From Heroes to Villains: The Consequences of Demonizing Self-Defense

AP Photo/Rich Pedroncelli

Up until this point, the idea that one is justified in using violent force to defend themselves and their loved ones seemed to be a common-sense concept. But over the past few years, it appears that forces in government and society are trying to challenge that notion.

Lately, we have seen members of the chattering class villainize those placed in a position in which they were forced to use deadly force to prevent someone from victimizing them. It raises an important question: What are those demonizing these folks trying to accomplish?

In an interview with The Daily Signal, Sen. Josh Hawley (R-MO) expressed concern over the rush to vilify former Marine Daniel Penny, who has been charged with second-degree manslaughter in the death of Jordan Neely in the New York subway. Hawley highlighted the need for all the facts to be known before passing judgment, emphasizing the confusing signals being sent to young men by the media and the left.

He argued that the immediate condemnation of Penny’s actions without a complete understanding of the incident could discourage men from stepping up to be heroes. Hawley raised the question of whether society still values the willingness of men to put themselves on the line for others, referencing the condemnation faced by Penny despite his attempt to protect fellow passengers, noting:

This is a good example of the extremely confusing signals that the culture and the media and the Left send to young men, which is that you don’t hear much outrage on the Left … about the fact that New York subways and streets are extremely unsafe, and that if you are an everyday citizen walking or traveling, you may well be subject to violence. That’s just wiped away. We’re supposed to just live with that.

The lawmaker continued:

But then, you’ve got a guy who actually puts himself in danger to try to help other people. You’ve got a subway passenger now saying, ‘He saved my life. He put himself in danger.’ That is automatically condemned before we even know all the facts. It’s like, ‘Oh, that must be wrong’ or ‘That must be crazy.’

Hawley then pointed out that men placed in a situation where they have to defend others might think:

Well, now, hold on. I thought that a man was supposed to be willing to put himself on the line. Isn’t that what we celebrate in the Greatest Generation, for example, a whole generation of young men who went out there and sacrificed for their country? But you’re telling me now, ‘If I do that, I’m going to be vilified, sued, charged, what have you.’

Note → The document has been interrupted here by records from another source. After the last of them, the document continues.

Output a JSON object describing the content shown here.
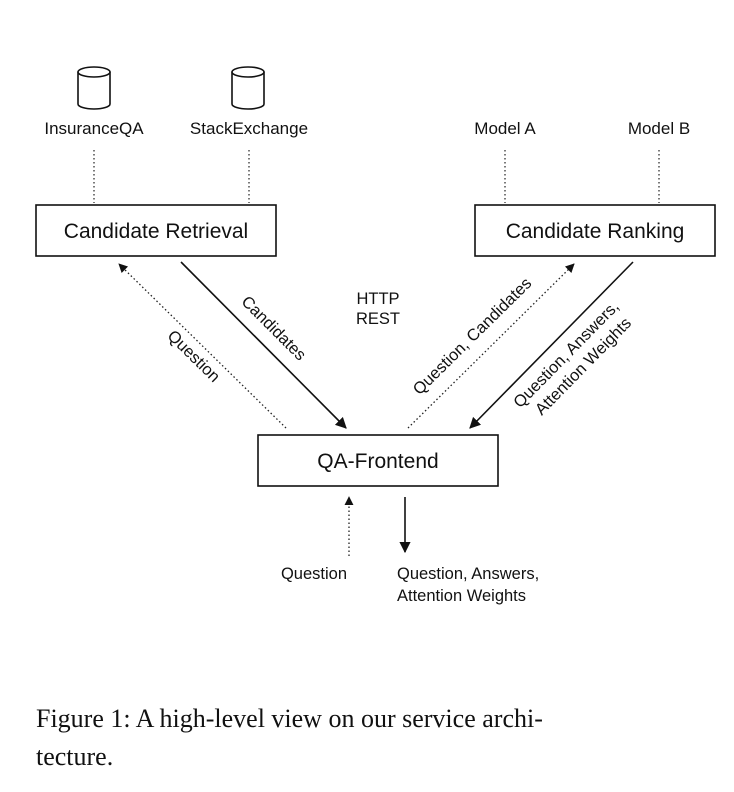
{
  "databases": [
    {
      "id": "insuranceqa",
      "label": "InsuranceQA"
    },
    {
      "id": "stackexchange",
      "label": "StackExchange"
    }
  ],
  "models": [
    {
      "id": "model-a",
      "label": "Model A"
    },
    {
      "id": "model-b",
      "label": "Model B"
    }
  ],
  "boxes": {
    "retrieval": "Candidate Retrieval",
    "ranking": "Candidate Ranking",
    "frontend": "QA-Frontend"
  },
  "protocol": {
    "line1": "HTTP",
    "line2": "REST"
  },
  "edges": {
    "retrieval_question": "Question",
    "retrieval_candidates": "Candidates",
    "ranking_request": "Question, Candidates",
    "ranking_response_line1": "Question, Answers,",
    "ranking_response_line2": "Attention Weights",
    "input_question": "Question",
    "output_line1": "Question, Answers,",
    "output_line2": "Attention Weights"
  },
  "caption": {
    "line1": "Figure 1:  A high-level view on our service archi-",
    "line2": "tecture."
  }
}
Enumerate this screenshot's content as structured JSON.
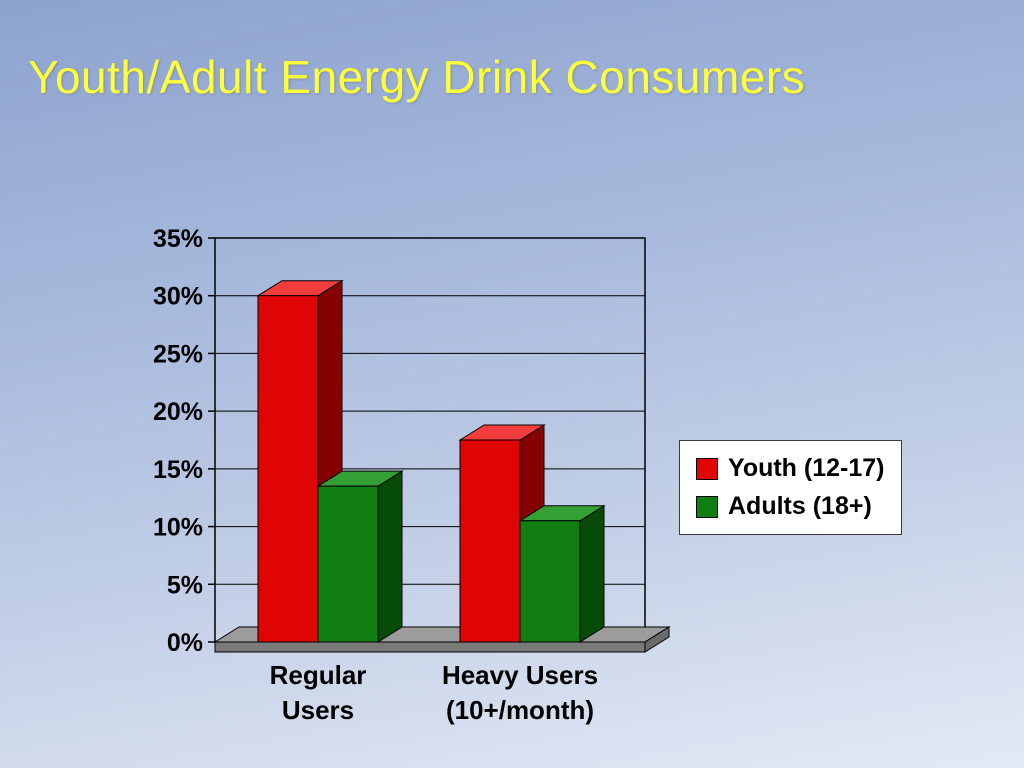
{
  "slide": {
    "title": "Youth/Adult Energy Drink Consumers"
  },
  "chart_data": {
    "type": "bar",
    "variant": "3d-grouped-column",
    "title": "",
    "categories": [
      "Regular Users",
      "Heavy Users (10+/month)"
    ],
    "category_labels": [
      {
        "line1": "Regular",
        "line2": "Users"
      },
      {
        "line1": "Heavy Users",
        "line2": "(10+/month)"
      }
    ],
    "series": [
      {
        "name": "Youth (12-17)",
        "color": "#e00505",
        "color_top": "#f23d3d",
        "color_side": "#860000",
        "values": [
          30,
          17.5
        ]
      },
      {
        "name": "Adults (18+)",
        "color": "#117e11",
        "color_top": "#34a034",
        "color_side": "#064b06",
        "values": [
          13.5,
          10.5
        ]
      }
    ],
    "ylim": [
      0,
      35
    ],
    "ytick_step": 5,
    "ytick_labels": [
      "0%",
      "5%",
      "10%",
      "15%",
      "20%",
      "25%",
      "30%",
      "35%"
    ],
    "grid": true,
    "legend_position": "right",
    "floor_color": "#9c9c9c",
    "floor_front_color": "#7a7a7a",
    "floor_side_color": "#6b6b6b"
  }
}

In another instance, a shootout occurred in southeast Shelby County, Tennessee when a man confronted a group of suspected car thieves outside his home. The incident was captured on surveillance video, which showed the thieves shooting at the man first.

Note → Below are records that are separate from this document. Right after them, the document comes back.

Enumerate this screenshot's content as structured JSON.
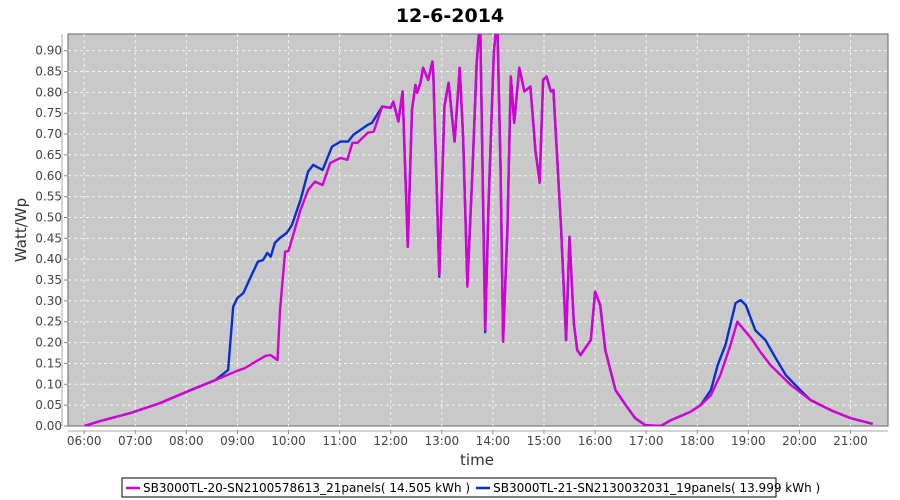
{
  "chart_data": {
    "type": "line",
    "title": "12-6-2014",
    "xlabel": "time",
    "ylabel": "Watt/Wp",
    "xlim": [
      "05:41",
      "21:44"
    ],
    "ylim": [
      0,
      0.94
    ],
    "grid": true,
    "legend_position": "bottom",
    "plot_background": "#c9c9c9",
    "x_ticks": [
      "06:00",
      "07:00",
      "08:00",
      "09:00",
      "10:00",
      "11:00",
      "12:00",
      "13:00",
      "14:00",
      "15:00",
      "16:00",
      "17:00",
      "18:00",
      "19:00",
      "20:00",
      "21:00"
    ],
    "y_ticks": [
      "0.00",
      "0.05",
      "0.10",
      "0.15",
      "0.20",
      "0.25",
      "0.30",
      "0.35",
      "0.40",
      "0.45",
      "0.50",
      "0.55",
      "0.60",
      "0.65",
      "0.70",
      "0.75",
      "0.80",
      "0.85",
      "0.90"
    ],
    "series": [
      {
        "name": "SB3000TL-21-SN2130032031_19panels( 13.999 kWh )",
        "color": "#0a2fd0",
        "points": [
          [
            "06:00",
            0
          ],
          [
            "06:19",
            0.012
          ],
          [
            "06:54",
            0.031
          ],
          [
            "07:29",
            0.055
          ],
          [
            "08:05",
            0.086
          ],
          [
            "08:34",
            0.11
          ],
          [
            "08:49",
            0.134
          ],
          [
            "08:55",
            0.286
          ],
          [
            "09:00",
            0.307
          ],
          [
            "09:07",
            0.319
          ],
          [
            "09:15",
            0.355
          ],
          [
            "09:24",
            0.394
          ],
          [
            "09:30",
            0.398
          ],
          [
            "09:35",
            0.415
          ],
          [
            "09:39",
            0.406
          ],
          [
            "09:44",
            0.439
          ],
          [
            "09:50",
            0.451
          ],
          [
            "09:58",
            0.463
          ],
          [
            "10:04",
            0.482
          ],
          [
            "10:14",
            0.542
          ],
          [
            "10:23",
            0.61
          ],
          [
            "10:29",
            0.626
          ],
          [
            "10:40",
            0.614
          ],
          [
            "10:51",
            0.67
          ],
          [
            "11:01",
            0.682
          ],
          [
            "11:10",
            0.682
          ],
          [
            "11:16",
            0.698
          ],
          [
            "11:33",
            0.722
          ],
          [
            "11:38",
            0.727
          ],
          [
            "11:50",
            0.766
          ],
          [
            "12:00",
            0.763
          ],
          [
            "12:03",
            0.778
          ],
          [
            "12:09",
            0.73
          ],
          [
            "12:14",
            0.802
          ],
          [
            "12:20",
            0.43
          ],
          [
            "12:25",
            0.758
          ],
          [
            "12:29",
            0.818
          ],
          [
            "12:31",
            0.799
          ],
          [
            "12:35",
            0.823
          ],
          [
            "12:38",
            0.859
          ],
          [
            "12:44",
            0.83
          ],
          [
            "12:49",
            0.874
          ],
          [
            "12:50",
            0.847
          ],
          [
            "12:57",
            0.358
          ],
          [
            "13:03",
            0.766
          ],
          [
            "13:08",
            0.823
          ],
          [
            "13:15",
            0.682
          ],
          [
            "13:21",
            0.859
          ],
          [
            "13:25",
            0.694
          ],
          [
            "13:30",
            0.34
          ],
          [
            "13:36",
            0.614
          ],
          [
            "13:41",
            0.871
          ],
          [
            "13:45",
            0.98
          ],
          [
            "13:51",
            0.225
          ],
          [
            "13:55",
            0.535
          ],
          [
            "14:01",
            0.895
          ],
          [
            "14:05",
            0.98
          ],
          [
            "14:09",
            0.614
          ],
          [
            "14:12",
            0.205
          ],
          [
            "14:17",
            0.47
          ],
          [
            "14:21",
            0.838
          ],
          [
            "14:25",
            0.727
          ],
          [
            "14:31",
            0.859
          ],
          [
            "14:37",
            0.802
          ],
          [
            "14:44",
            0.814
          ],
          [
            "14:50",
            0.658
          ],
          [
            "14:55",
            0.59
          ],
          [
            "14:59",
            0.83
          ],
          [
            "15:03",
            0.838
          ],
          [
            "15:08",
            0.802
          ],
          [
            "15:11",
            0.806
          ],
          [
            "15:20",
            0.478
          ],
          [
            "15:26",
            0.206
          ],
          [
            "15:30",
            0.454
          ],
          [
            "15:35",
            0.247
          ],
          [
            "15:39",
            0.182
          ],
          [
            "15:43",
            0.17
          ],
          [
            "15:55",
            0.206
          ],
          [
            "16:00",
            0.322
          ],
          [
            "16:06",
            0.29
          ],
          [
            "16:12",
            0.182
          ],
          [
            "16:18",
            0.134
          ],
          [
            "16:24",
            0.086
          ],
          [
            "16:36",
            0.05
          ],
          [
            "16:47",
            0.019
          ],
          [
            "16:59",
            0.002
          ],
          [
            "17:17",
            0
          ],
          [
            "17:29",
            0.014
          ],
          [
            "17:52",
            0.034
          ],
          [
            "18:04",
            0.05
          ],
          [
            "18:16",
            0.086
          ],
          [
            "18:24",
            0.146
          ],
          [
            "18:33",
            0.194
          ],
          [
            "18:45",
            0.295
          ],
          [
            "18:51",
            0.302
          ],
          [
            "18:57",
            0.29
          ],
          [
            "19:08",
            0.23
          ],
          [
            "19:20",
            0.206
          ],
          [
            "19:32",
            0.163
          ],
          [
            "19:44",
            0.122
          ],
          [
            "20:01",
            0.086
          ],
          [
            "20:13",
            0.062
          ],
          [
            "20:37",
            0.038
          ],
          [
            "21:00",
            0.019
          ],
          [
            "21:26",
            0.005
          ]
        ]
      },
      {
        "name": "SB3000TL-20-SN2100578613_21panels( 14.505 kWh )",
        "color": "#d400d4",
        "points": [
          [
            "06:00",
            0
          ],
          [
            "06:19",
            0.012
          ],
          [
            "06:54",
            0.031
          ],
          [
            "07:29",
            0.055
          ],
          [
            "08:05",
            0.086
          ],
          [
            "08:34",
            0.11
          ],
          [
            "08:57",
            0.13
          ],
          [
            "09:09",
            0.139
          ],
          [
            "09:21",
            0.154
          ],
          [
            "09:33",
            0.168
          ],
          [
            "09:39",
            0.17
          ],
          [
            "09:47",
            0.158
          ],
          [
            "09:50",
            0.278
          ],
          [
            "09:56",
            0.418
          ],
          [
            "10:00",
            0.42
          ],
          [
            "10:14",
            0.518
          ],
          [
            "10:23",
            0.566
          ],
          [
            "10:31",
            0.586
          ],
          [
            "10:40",
            0.578
          ],
          [
            "10:49",
            0.631
          ],
          [
            "11:01",
            0.643
          ],
          [
            "11:09",
            0.638
          ],
          [
            "11:15",
            0.679
          ],
          [
            "11:21",
            0.679
          ],
          [
            "11:33",
            0.703
          ],
          [
            "11:40",
            0.706
          ],
          [
            "11:50",
            0.766
          ],
          [
            "12:00",
            0.763
          ],
          [
            "12:03",
            0.778
          ],
          [
            "12:09",
            0.73
          ],
          [
            "12:14",
            0.802
          ],
          [
            "12:20",
            0.43
          ],
          [
            "12:25",
            0.758
          ],
          [
            "12:29",
            0.818
          ],
          [
            "12:31",
            0.799
          ],
          [
            "12:35",
            0.823
          ],
          [
            "12:38",
            0.859
          ],
          [
            "12:44",
            0.83
          ],
          [
            "12:49",
            0.874
          ],
          [
            "12:50",
            0.847
          ],
          [
            "12:57",
            0.362
          ],
          [
            "13:03",
            0.766
          ],
          [
            "13:08",
            0.823
          ],
          [
            "13:15",
            0.682
          ],
          [
            "13:21",
            0.859
          ],
          [
            "13:25",
            0.694
          ],
          [
            "13:30",
            0.334
          ],
          [
            "13:36",
            0.614
          ],
          [
            "13:41",
            0.871
          ],
          [
            "13:45",
            0.98
          ],
          [
            "13:51",
            0.23
          ],
          [
            "13:55",
            0.535
          ],
          [
            "14:01",
            0.895
          ],
          [
            "14:05",
            0.98
          ],
          [
            "14:09",
            0.614
          ],
          [
            "14:12",
            0.202
          ],
          [
            "14:17",
            0.47
          ],
          [
            "14:21",
            0.838
          ],
          [
            "14:25",
            0.727
          ],
          [
            "14:31",
            0.859
          ],
          [
            "14:37",
            0.802
          ],
          [
            "14:44",
            0.814
          ],
          [
            "14:50",
            0.658
          ],
          [
            "14:55",
            0.583
          ],
          [
            "14:59",
            0.83
          ],
          [
            "15:03",
            0.838
          ],
          [
            "15:08",
            0.802
          ],
          [
            "15:11",
            0.806
          ],
          [
            "15:20",
            0.478
          ],
          [
            "15:26",
            0.206
          ],
          [
            "15:30",
            0.454
          ],
          [
            "15:35",
            0.247
          ],
          [
            "15:39",
            0.182
          ],
          [
            "15:43",
            0.17
          ],
          [
            "15:55",
            0.206
          ],
          [
            "16:00",
            0.322
          ],
          [
            "16:06",
            0.29
          ],
          [
            "16:12",
            0.182
          ],
          [
            "16:18",
            0.134
          ],
          [
            "16:24",
            0.086
          ],
          [
            "16:36",
            0.05
          ],
          [
            "16:47",
            0.019
          ],
          [
            "16:59",
            0.002
          ],
          [
            "17:17",
            0
          ],
          [
            "17:29",
            0.014
          ],
          [
            "17:52",
            0.034
          ],
          [
            "18:04",
            0.05
          ],
          [
            "18:16",
            0.074
          ],
          [
            "18:27",
            0.122
          ],
          [
            "18:39",
            0.194
          ],
          [
            "18:47",
            0.25
          ],
          [
            "19:03",
            0.211
          ],
          [
            "19:14",
            0.178
          ],
          [
            "19:26",
            0.146
          ],
          [
            "19:50",
            0.098
          ],
          [
            "20:13",
            0.062
          ],
          [
            "20:37",
            0.038
          ],
          [
            "21:00",
            0.019
          ],
          [
            "21:26",
            0.005
          ]
        ]
      }
    ],
    "legend_order": [
      1,
      0
    ]
  }
}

In response, the man returned fire multiple times. However, when law enforcement arrived, the man was arrested for reckless endangerment. The man’s wife criticized the investigators for focusing on charging her husband instead of apprehending the suspects.

The home and a neighboring house were left with bullet holes, and two vehicles were also damaged. The unnamed individual could be facing up to six years in prison if convicted.

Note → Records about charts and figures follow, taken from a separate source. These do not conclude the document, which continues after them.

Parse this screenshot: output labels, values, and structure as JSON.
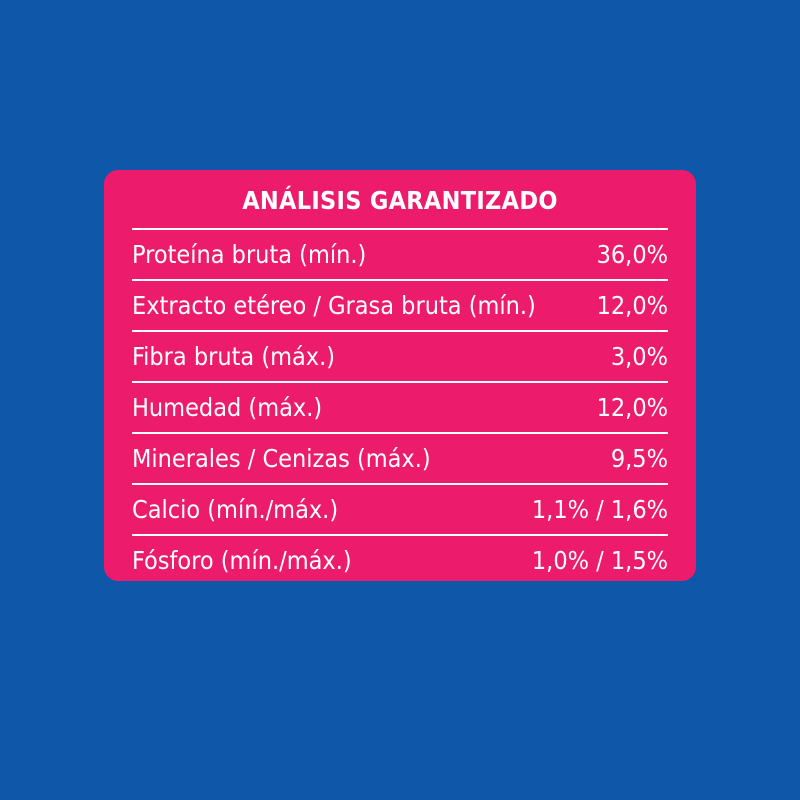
{
  "colors": {
    "background": "#0f57a8",
    "panel": "#ec1b6c",
    "text": "#ffffff"
  },
  "table": {
    "title": "ANÁLISIS GARANTIZADO",
    "rows": [
      {
        "label": "Proteína bruta (mín.)",
        "value": "36,0%"
      },
      {
        "label": "Extracto etéreo / Grasa bruta (mín.)",
        "value": "12,0%"
      },
      {
        "label": "Fibra bruta (máx.)",
        "value": "3,0%"
      },
      {
        "label": "Humedad (máx.)",
        "value": "12,0%"
      },
      {
        "label": "Minerales / Cenizas (máx.)",
        "value": "9,5%"
      },
      {
        "label": "Calcio (mín./máx.)",
        "value": "1,1% / 1,6%"
      },
      {
        "label": "Fósforo (mín./máx.)",
        "value": "1,0% / 1,5%"
      }
    ]
  }
}
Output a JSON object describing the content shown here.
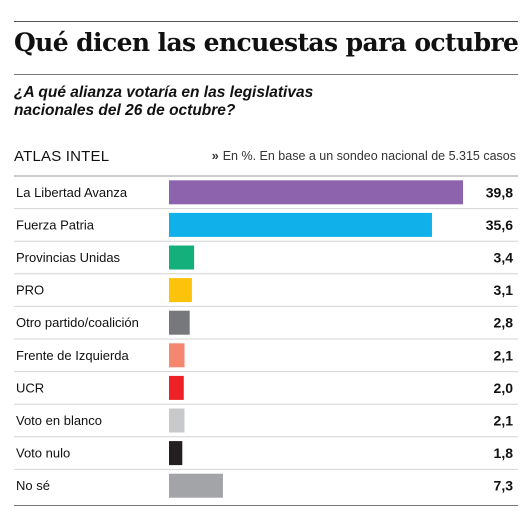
{
  "header": {
    "title": "Qué dicen las encuestas para octubre",
    "question_line1": "¿A qué alianza votaría en las legislativas",
    "question_line2": "nacionales del 26 de octubre?",
    "source": "ATLAS INTEL",
    "note": "En %. En base a un sondeo nacional de 5.315 casos"
  },
  "chart_data": {
    "type": "bar",
    "orientation": "horizontal",
    "categories": [
      "La Libertad Avanza",
      "Fuerza Patria",
      "Provincias Unidas",
      "PRO",
      "Otro partido/coalición",
      "Frente de Izquierda",
      "UCR",
      "Voto en blanco",
      "Voto nulo",
      "No sé"
    ],
    "values": [
      39.8,
      35.6,
      3.4,
      3.1,
      2.8,
      2.1,
      2.0,
      2.1,
      1.8,
      7.3
    ],
    "value_labels": [
      "39,8",
      "35,6",
      "3,4",
      "3,1",
      "2,8",
      "2,1",
      "2,0",
      "2,1",
      "1,8",
      "7,3"
    ],
    "colors": [
      "#8e63ad",
      "#10b0ea",
      "#13b07c",
      "#fdc30a",
      "#77787b",
      "#f58670",
      "#ee2226",
      "#c8c9cb",
      "#231f20",
      "#a3a4a7"
    ],
    "xlim": [
      0,
      40
    ],
    "grid": false,
    "legend": "none"
  }
}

There is also the case of Jose Alba, a bodega worker in New York City, who stabbed a man to death when the individual and his girlfriend physically assaulted him. He was subsequently charged with murder by Manhattan District Attorney Alvin Bragg.

Alba was given bail of $250,000 and sent to Riker’s Island, although the bail was later reduced due to public outcry. Meanwhile, the girlfriend of the attacker, who had incited the assault and stabbed Alba three times did not face charges as the DA’s office considered her actions “self-defense.” The decision sparked outrage, with critics questioning the double standard and the failure to hold the woman accountable. Bragg’s office later freed Alba due to the backlash.

We also can’t forget the case of Kyle Rittenhouse, who gunned down three men during a violent protest in Kenosha, Wisconsin. One of the assailants attacked Rittenhouse and attempted to grab his rifle. The other two assaulted him with a skateboard and one pointed a pistol at him. Still, Democrats and members of the activist media painted him as a racist white supremacist who murdered these fine, upstanding individuals despite it being a clear case of self-defense.

In each of these cases, there was an effort to portray defenders as aggressors and undermine their right to protect themselves and their loved ones. These individuals were punished by the government and the media for trying to protect their lives. Such instances contribute to a culture that questions and devalues the actions of those who defend themselves.

The vilification of people who use force to protect themselves appears to be a sinister effort to undermine the concept of self-defense and serves as a strategic tool to promote increased reliance on the government for protection, rather than on individual capabilities. By painting self-defenders as villains and undermining their rights, a narrative is crafted that instills fear and doubt in people’s ability to protect themselves and their loved ones. Even worse, it seems these agitators are trying to delegitimize the concept of self-defense.

This is why it is so vital to challenge the narrative that labels people who defend themselves as villains. The opinion molders are trying desperately to persuade people to view the government as the only entity that is allowed to use violence for protection. This is a dangerous mode of thinking that would lead to disastrous outcomes if it is not effectively debunked.